Misconstrued soil conservation efforts can result in an imbalance of soil chemical compounds. For example, attempts at afforestation in the northern Loess Plateau, China, have led to nutrient deprivation of organic materials such as carbon, nitrogen, and phosphorus.

=== Use of fertilizers ===
Potassium (K) is an essential macronutrient for plant development and potassium chloride (KCl) represents the most widely source of K used in agriculture. The use of KCl leads to high concentrations of chloride (Clˉ) in soil which cause increase in soil salinity affecting the development of plants and soil organisms.

Chloride has a biocidal effect on the soil ecosystem, causing negative effects on the growth, mortality, and reproduction of organisms, which in turn jeopardizes soil biodiversity. The excessive availability of chloride in soil can trigger physiological disorders in plants and microorganisms by decreasing cells' osmotic potential and stimulating the production of reactive oxygen species. In addition, this ion negatively affects nitrifying microorganisms, thus affecting nutrient availability in the soil.

==Catchment scale impacts==

Biological systems—both natural and artificial—depend heavily on healthy soils; it is the maintenance of soil health and fertility in all of its dimensions that sustain life. The interconnection spans vast spatial and temporal scales; the major degradation issues of salinity and soil erosion, for instance, can have anywhere from local to regional effects – it may take decades for the consequences of management actions affecting soil to be realised in terms of biodiversity impact.

Maintaining soil health is a regional or catchment-scale issue. Because soils are a dispersed asset, the only effective way to ensure soil health generally is to encourage a broad, consistent, and economically appealing approach. Examples of such approaches as applied to an agricultural setting include the application of lime (calcium carbonate) to reduce acidity so as to increase soil health and production and the transition from conventional farming practices that employ cultivation to limited or no-till systems, which has had a positive impact on improving soil structure.

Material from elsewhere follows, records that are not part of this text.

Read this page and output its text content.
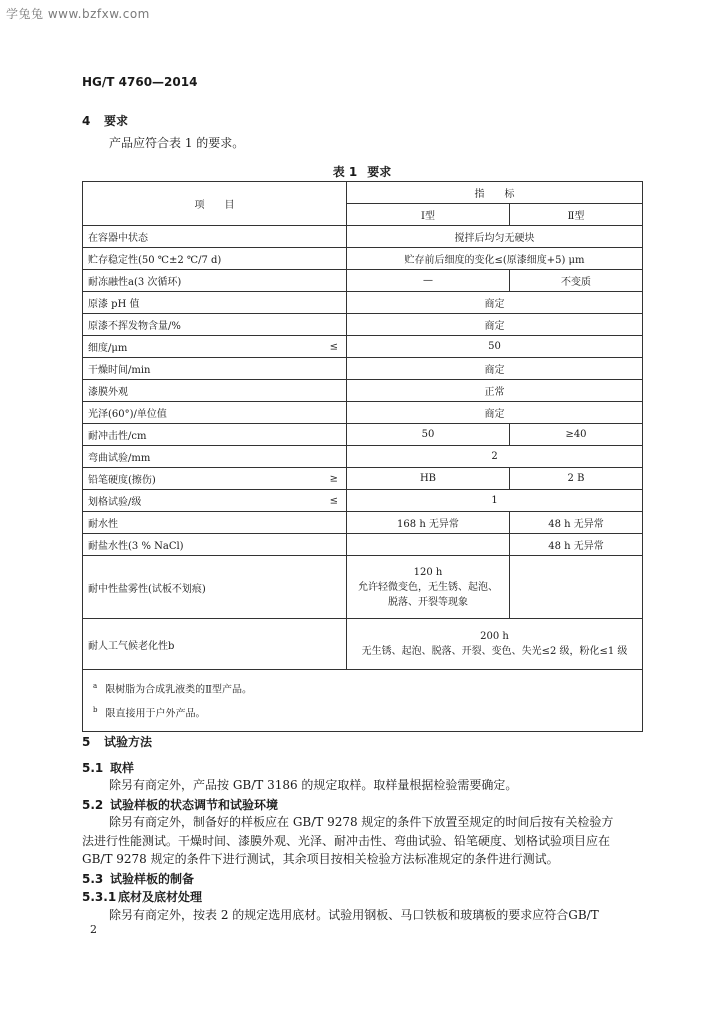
学兔兔 www.bzfxw.com
HG/T 4760—2014
4 要求
产品应符合表 1 的要求。
表 1 要求
项　　目	指　　标	
	Ⅰ型	Ⅱ型
在容器中状态	搅拌后均匀无硬块	
贮存稳定性(50 ℃±2 ℃/7 d)	贮存前后细度的变化≤(原漆细度+5) μm	
耐冻融性a(3 次循环)	—	不变质
原漆 pH 值	商定	
原漆不挥发物含量/%	商定	
细度/μm ≤	50	
干燥时间/min	商定	
漆膜外观	正常	
光泽(60°)/单位值	商定	
耐冲击性/cm	50	≥40
弯曲试验/mm	2	
铅笔硬度(擦伤) ≥	HB	2 B
划格试验/级 ≤	1	
耐水性	168 h 无异常	48 h 无异常
耐盐水性(3 % NaCl)		48 h 无异常
耐中性盐雾性(试板不划痕)	120 h
允许轻微变色，无生锈、起泡、
脱落、开裂等现象	

耐人工气候老化性b	200 h
无生锈、起泡、脱落、开裂、变色、失光≤2 级，粉化≤1 级	

$^a$ 限树脂为合成乳液类的Ⅱ型产品。
$^b$ 限直接用于户外产品。		
5 试验方法
5.1 取样
除另有商定外，产品按 GB/T 3186 的规定取样。取样量根据检验需要确定。
5.2 试验样板的状态调节和试验环境
除另有商定外，制备好的样板应在 GB/T 9278 规定的条件下放置至规定的时间后按有关检验方
法进行性能测试。干燥时间、漆膜外观、光泽、耐冲击性、弯曲试验、铅笔硬度、划格试验项目应在
GB/T 9278 规定的条件下进行测试，其余项目按相关检验方法标准规定的条件进行测试。
5.3 试验样板的制备
5.3.1 底材及底材处理
除另有商定外，按表 2 的规定选用底材。试验用钢板、马口铁板和玻璃板的要求应符合GB/T
2
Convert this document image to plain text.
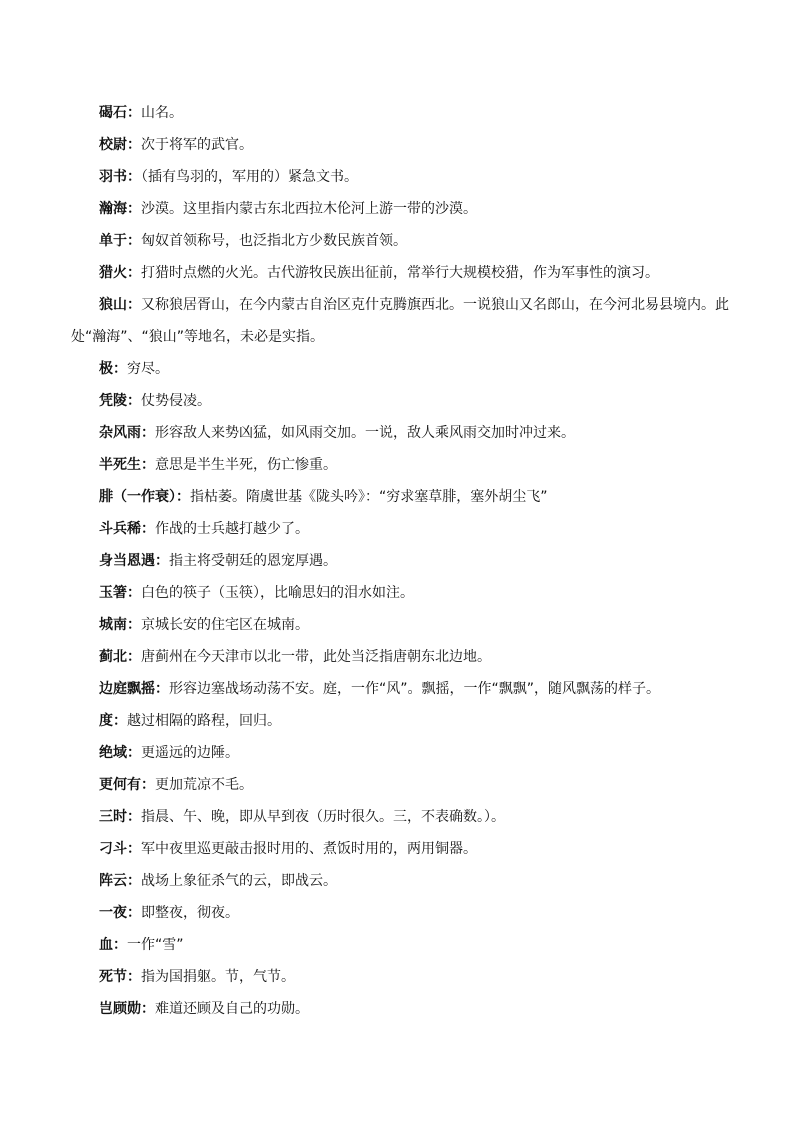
碣石：山名。

校尉：次于将军的武官。

羽书：（插有鸟羽的，军用的）紧急文书。

瀚海：沙漠。这里指内蒙古东北西拉木伦河上游一带的沙漠。

单于：匈奴首领称号，也泛指北方少数民族首领。

猎火：打猎时点燃的火光。古代游牧民族出征前，常举行大规模校猎，作为军事性的演习。

狼山：又称狼居胥山，在今内蒙古自治区克什克腾旗西北。一说狼山又名郎山，在今河北易县境内。此处“瀚海”、“狼山”等地名，未必是实指。

极：穷尽。

凭陵：仗势侵凌。

杂风雨：形容敌人来势凶猛，如风雨交加。一说，敌人乘风雨交加时冲过来。

半死生：意思是半生半死，伤亡惨重。

腓（一作衰）：指枯萎。隋虞世基《陇头吟》：“穷求塞草腓，塞外胡尘飞”

斗兵稀：作战的士兵越打越少了。

身当恩遇：指主将受朝廷的恩宠厚遇。

玉箸：白色的筷子（玉筷），比喻思妇的泪水如注。

城南：京城长安的住宅区在城南。

蓟北：唐蓟州在今天津市以北一带，此处当泛指唐朝东北边地。

边庭飘摇：形容边塞战场动荡不安。庭，一作“风”。飘摇，一作“飘飘”，随风飘荡的样子。

度：越过相隔的路程，回归。

绝域：更遥远的边陲。

更何有：更加荒凉不毛。

三时：指晨、午、晚，即从早到夜（历时很久。三，不表确数。）。

刁斗：军中夜里巡更敲击报时用的、煮饭时用的，两用铜器。

阵云：战场上象征杀气的云，即战云。

一夜：即整夜，彻夜。

血：一作“雪”

死节：指为国捐躯。节，气节。

岂顾勋：难道还顾及自己的功勋。
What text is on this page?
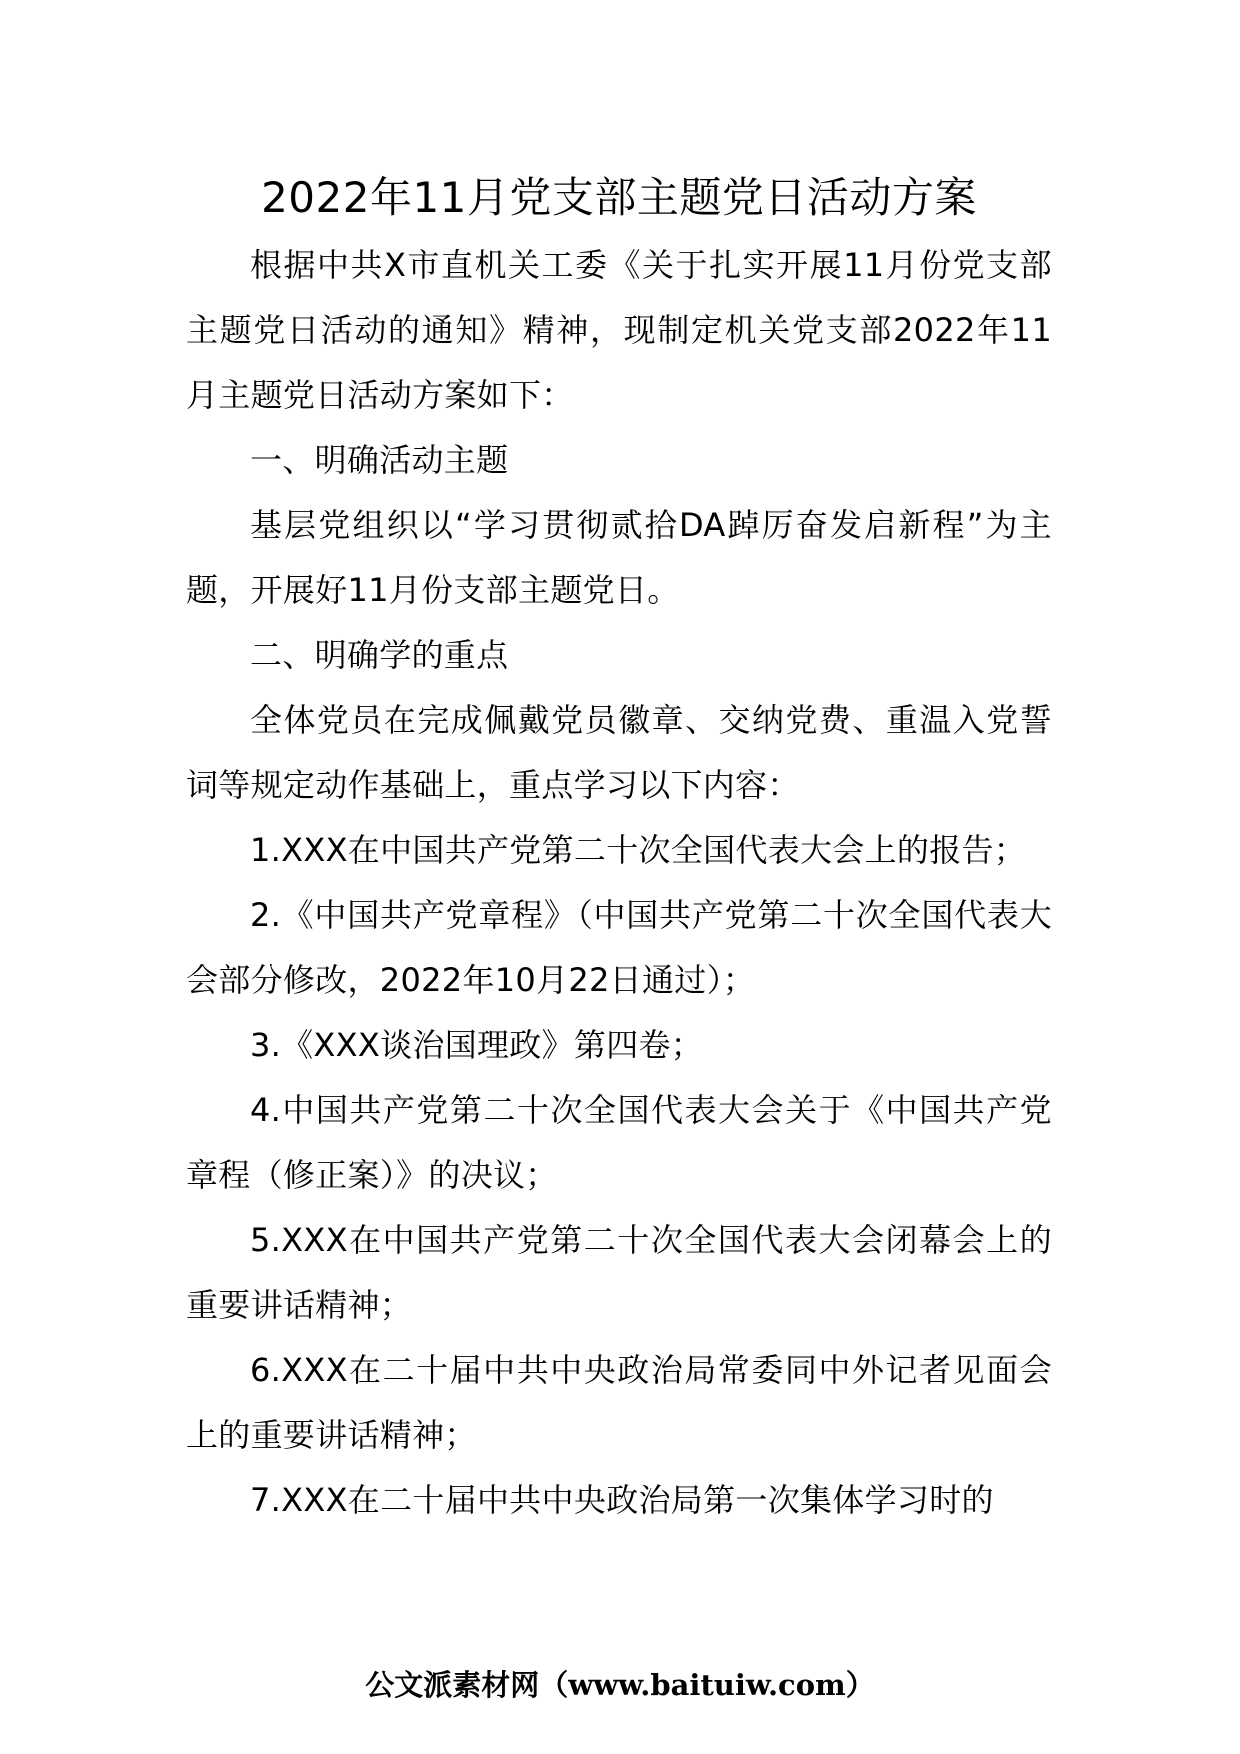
2022年11月党支部主题党日活动方案

根据中共X市直机关工委《关于扎实开展11月份党支部主题党日活动的通知》精神，现制定机关党支部2022年11月主题党日活动方案如下：

一、明确活动主题

基层党组织以“学习贯彻贰拾DA踔厉奋发启新程”为主题，开展好11月份支部主题党日。

二、明确学的重点

全体党员在完成佩戴党员徽章、交纳党费、重温入党誓词等规定动作基础上，重点学习以下内容：

1.XXX在中国共产党第二十次全国代表大会上的报告；

2.《中国共产党章程》（中国共产党第二十次全国代表大会部分修改，2022年10月22日通过）；

3.《XXX谈治国理政》第四卷；

4.中国共产党第二十次全国代表大会关于《中国共产党章程（修正案）》的决议；

5.XXX在中国共产党第二十次全国代表大会闭幕会上的重要讲话精神；

6.XXX在二十届中共中央政治局常委同中外记者见面会上的重要讲话精神；

7.XXX在二十届中共中央政治局第一次集体学习时的

公文派素材网（www.baituiw.com）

==Monitoring and mapping==

Soils encompass a huge diversity of organisms, which makes biodiversity difficult to measure. It is estimated that a football pitch contains underground as many organisms as equal to the size of 500 sheep. A first step has been taken in identifying areas where soil biodiversity is most under pressure is to find the main proxies which decrease soil biodiversity. Soil biodiversity will be measured in the future, especially thanks to the development of molecular approaches relying on direct DNA extraction from the soil matrix.